La política de extranjería en los países occidentales es uno de estos mecanismos. En el Estado español las personas migrantes deben estar tres años residiendo en el territorio para poder obtener los permisos de residencia y trabajo. Esta es la vía general para obtener «los papeles» y obliga a trabajar de manera clandestina a miles de personas migrantes cada día. Las mujeres migrantes, chantajeadas por la normativa de extranjería, tienen que optar a los trabajos más duros como el trabajo del servicio doméstico en su modalidad de interna, el trabajo como jornaleras en el campo en las condiciones más duras o verse abocadas directamente a la prostitución. El resultado es la obtención de un trabajo muy barato y servicial que posibilita que otros sectores de la economía puedan desarrollarse.

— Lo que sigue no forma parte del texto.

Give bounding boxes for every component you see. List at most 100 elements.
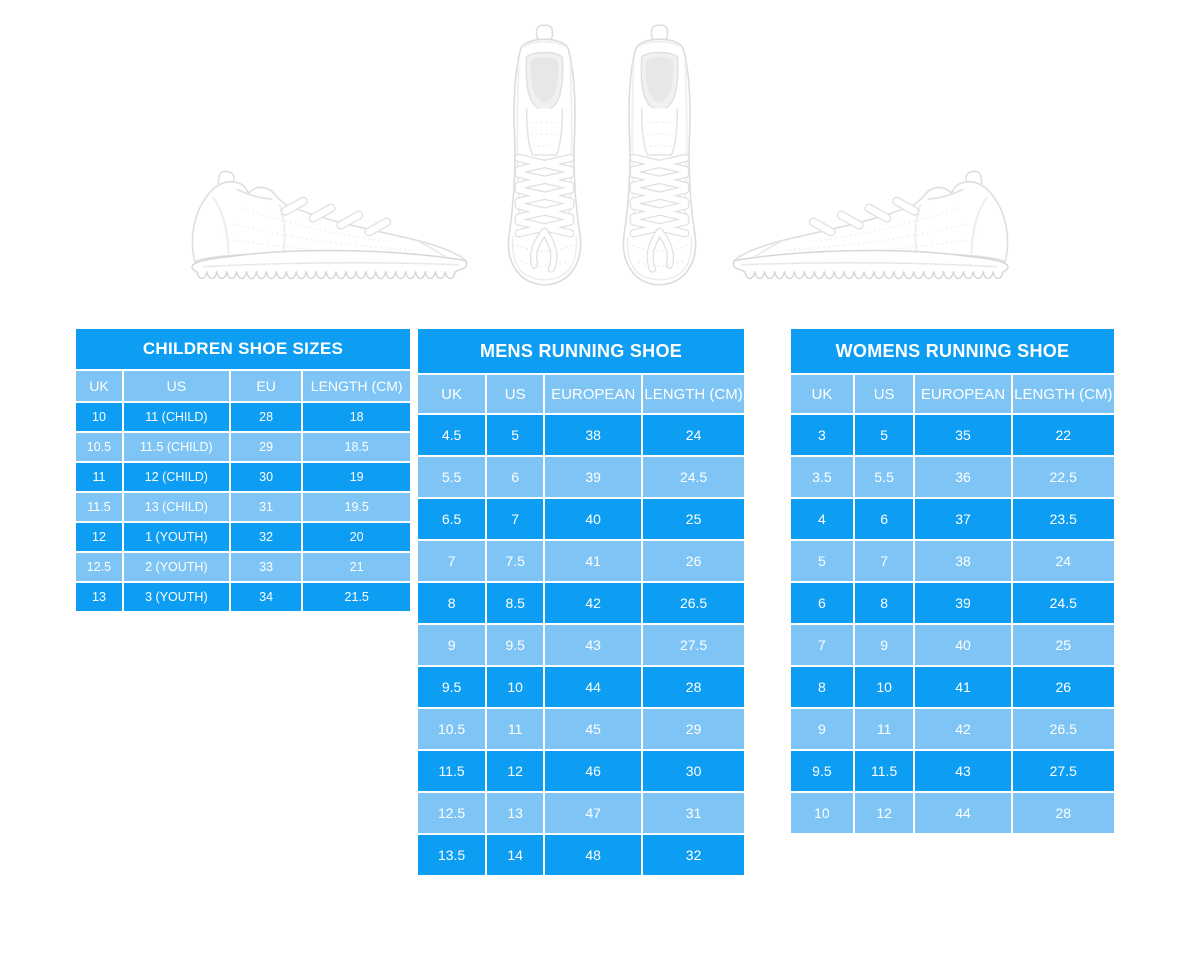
shoe-laces xyxy=(808,196,920,237)
size-cell: 41 xyxy=(915,667,1011,707)
size-cell: 42 xyxy=(545,583,642,623)
size-cell: 22 xyxy=(1012,415,1114,455)
size-cell: 7 xyxy=(854,541,914,581)
womens-size-table-grid: WOMENS RUNNING SHOE UK US EUROPEAN LENGTH (… xyxy=(789,327,1116,835)
size-cell: 39 xyxy=(915,583,1011,623)
size-cell: 7 xyxy=(487,499,544,539)
mens-size-table-grid: MENS RUNNING SHOE UK US EUROPEAN LENGTH (CM… xyxy=(416,327,746,877)
size-row: 4.5 5 38 24 xyxy=(418,415,744,455)
size-cell: 3 xyxy=(791,415,853,455)
size-row: 10.5 11 45 29 xyxy=(418,709,744,749)
size-row: 6 8 39 24.5 xyxy=(791,583,1114,623)
column-header: EUROPEAN xyxy=(545,375,642,413)
shoe-upper xyxy=(733,180,1009,264)
size-cell: 11.5 (CHILD) xyxy=(123,433,229,461)
size-cell: 28 xyxy=(230,403,302,431)
size-cell: 5.5 xyxy=(854,457,914,497)
size-cell: 7 xyxy=(791,625,853,665)
children-size-table: CHILDREN SHOE SIZES UK US EU LENGTH (CM) 10… xyxy=(74,327,412,613)
table-title-row: CHILDREN SHOE SIZES xyxy=(76,329,410,369)
size-cell: 5 xyxy=(487,415,544,455)
size-cell: 13 xyxy=(487,793,544,833)
size-cell: 32 xyxy=(643,835,744,875)
size-cell: 43 xyxy=(545,625,642,665)
size-cell: 4.5 xyxy=(418,415,486,455)
size-cell: 47 xyxy=(545,793,642,833)
size-cell: 21 xyxy=(303,553,410,581)
size-row: 5 7 38 24 xyxy=(791,541,1114,581)
sneaker-pair-top-view xyxy=(489,22,715,294)
size-cell: 7.5 xyxy=(487,541,544,581)
size-row: 9 11 42 26.5 xyxy=(791,709,1114,749)
size-row: 4 6 37 23.5 xyxy=(791,499,1114,539)
size-cell: 6 xyxy=(854,499,914,539)
toe-texture xyxy=(516,244,573,267)
size-cell: 11 xyxy=(487,709,544,749)
size-row: 7 7.5 41 26 xyxy=(418,541,744,581)
size-cell: 28 xyxy=(643,667,744,707)
size-row: 6.5 7 40 25 xyxy=(418,499,744,539)
size-row: 3.5 5.5 36 22.5 xyxy=(791,457,1114,497)
size-cell: 9 xyxy=(791,709,853,749)
table-header-row: UK US EUROPEAN LENGTH (CM) xyxy=(791,375,1114,413)
table-title: MENS RUNNING SHOE xyxy=(418,329,744,373)
size-cell: 23.5 xyxy=(1012,499,1114,539)
size-row: 12.5 2 (YOUTH) 33 21 xyxy=(76,553,410,581)
size-cell: 3.5 xyxy=(791,457,853,497)
size-cell: 8.5 xyxy=(487,583,544,623)
size-row: 9 9.5 43 27.5 xyxy=(418,625,744,665)
size-cell: 11 xyxy=(854,709,914,749)
size-row: 12.5 13 47 31 xyxy=(418,793,744,833)
size-cell: 6.5 xyxy=(418,499,486,539)
table-header-row: UK US EUROPEAN LENGTH (CM) xyxy=(418,375,744,413)
tongue xyxy=(640,108,679,156)
size-row: 13 3 (YOUTH) 34 21.5 xyxy=(76,583,410,611)
column-header: UK xyxy=(418,375,486,413)
size-cell: 10 xyxy=(487,667,544,707)
size-cell: 11.5 xyxy=(76,493,122,521)
size-cell: 5.5 xyxy=(418,457,486,497)
size-cell: 19 xyxy=(303,463,410,491)
size-cell: 27.5 xyxy=(1012,751,1114,791)
womens-size-table: WOMENS RUNNING SHOE UK US EUROPEAN LENGTH (… xyxy=(789,327,1116,835)
column-header: US xyxy=(487,375,544,413)
size-row: 11 12 (CHILD) 30 19 xyxy=(76,463,410,491)
size-row: 10 11 (CHILD) 28 18 xyxy=(76,403,410,431)
shoe-laces xyxy=(514,153,575,273)
column-header: UK xyxy=(76,371,122,401)
size-cell: 44 xyxy=(915,793,1011,833)
size-cell: 42 xyxy=(915,709,1011,749)
sneaker-side-view-right xyxy=(719,168,1017,298)
size-cell: 24.5 xyxy=(1012,583,1114,623)
size-cell: 14 xyxy=(487,835,544,875)
shoe-sole xyxy=(732,249,1009,280)
size-cell: 12 (CHILD) xyxy=(123,463,229,491)
shoe-sole xyxy=(191,249,468,280)
size-cell: 10.5 xyxy=(76,433,122,461)
size-cell: 30 xyxy=(230,463,302,491)
tongue xyxy=(525,108,564,156)
size-cell: 8 xyxy=(791,667,853,707)
size-cell: 10 xyxy=(791,793,853,833)
size-cell: 20 xyxy=(303,523,410,551)
size-cell: 12 xyxy=(487,751,544,791)
size-cell: 31 xyxy=(643,793,744,833)
children-size-table-grid: CHILDREN SHOE SIZES UK US EU LENGTH (CM) 10… xyxy=(74,327,412,613)
table-header-row: UK US EU LENGTH (CM) xyxy=(76,371,410,401)
size-cell: 8 xyxy=(854,583,914,623)
size-cell: 24 xyxy=(1012,541,1114,581)
size-row: 12 1 (YOUTH) 32 20 xyxy=(76,523,410,551)
side-shoe-svg xyxy=(732,170,1009,280)
size-cell: 33 xyxy=(230,553,302,581)
size-row: 8 8.5 42 26.5 xyxy=(418,583,744,623)
size-cell: 11 (CHILD) xyxy=(123,403,229,431)
sneaker-side-view-left xyxy=(183,168,481,298)
column-header: UK xyxy=(791,375,853,413)
column-header: LENGTH (CM) xyxy=(643,375,744,413)
size-cell: 5 xyxy=(791,541,853,581)
top-view-shoe-svg xyxy=(622,24,697,286)
size-cell: 32 xyxy=(230,523,302,551)
size-cell: 34 xyxy=(230,583,302,611)
size-cell: 2 (YOUTH) xyxy=(123,553,229,581)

El endeudamiento es otro de estos mecanismos perversos. Endeudarse abarata la fuerza de trabajo de todas las personas trabajadoras, sean migrantes, autóctonas, mujeres u hombres. El hecho de tener que hacer frente a una hipoteca es un gran mecanismo para frenar la conflictividad sindical. Es difícil negarse a echar horas extras no remuneradas cuando el salario es imprescindible para mantener la vivienda. En el caso de las mujeres,
la deuda juega una función de disciplinamiento, vinculando el endeudamiento a las economías domésticas sostenidas en su mayoría por mujeres tal como narran las feministas argentinas Verónica Gago y Luci Caballero en el libro Una mirada feminista de la deuda. Vivas, libres y desendeudadas nos queremos. Además, el endeudamiento en las economías domésticas resta autonomía a las mujeres y las expone aún más a la violencia de género. Si aplicamos la mirada interseccional a esta situación veremos cómo este dispositivo de la deuda golpea más fuerte a las mujeres migrantes que suman, además, las deudas adquiridas para poder migrar y las deudas para obtener los «papeles». Una situación que aboca a trabajar mucho por muy poco con una posibilidad muy pequeña de negociación.
Otro de estos mecanismos de abaratamiento es el propio hecho de las maternidades y la ausencia de sostenimiento público de los cuidados. Las mujeres trabajadoras que son madres ven abaratada su fuerza de trabajo, sobre todo en los sectores más precarios. Ante la falta de recursos públicos que posibiliten otro modelo de cuidados como guarderías públicas o comedores escolares, las oportunidades laborales de las mujeres se estrechan. No es casual que en la actualidad el 75% de los contratos parciales en el Estado español sean de mujeres. La maternidad presupone una mayor docilidad laboral a las mujeres, sobre todo en los sectores más precarios, y prueba de ello es que a las mujeres marroquíes de la fresa de Huelva se les exija ser madre de una persona menor de edad para poder ser contratadas.
El resultado de todos estos mecanismos es que los sectores más precarizados están altamente feminizados como el sector de los cuidados. La feminización de la pobreza se manifiesta por ejemplo en que los hogares en mayor riesgo de exclusión sean los de familias monoparentales encabezados por mujeres o que en el Estado español el índice de mujeres presas sea mayor que la media europea, en su inmensa mayoría por delitos de pobres como el menudeo de drogas o los robos a menor escala.
En este marco, las luchas de las mujeres más precarias —como las trabajadoras del hogar, las cuidadoras o las jornaleras— están cargadas de potencia política porque transcienden la reivindicación de sus derechos y están siendo capaces de impugnar un modelo de orden económico y social a escala mundo racista y patriarcal.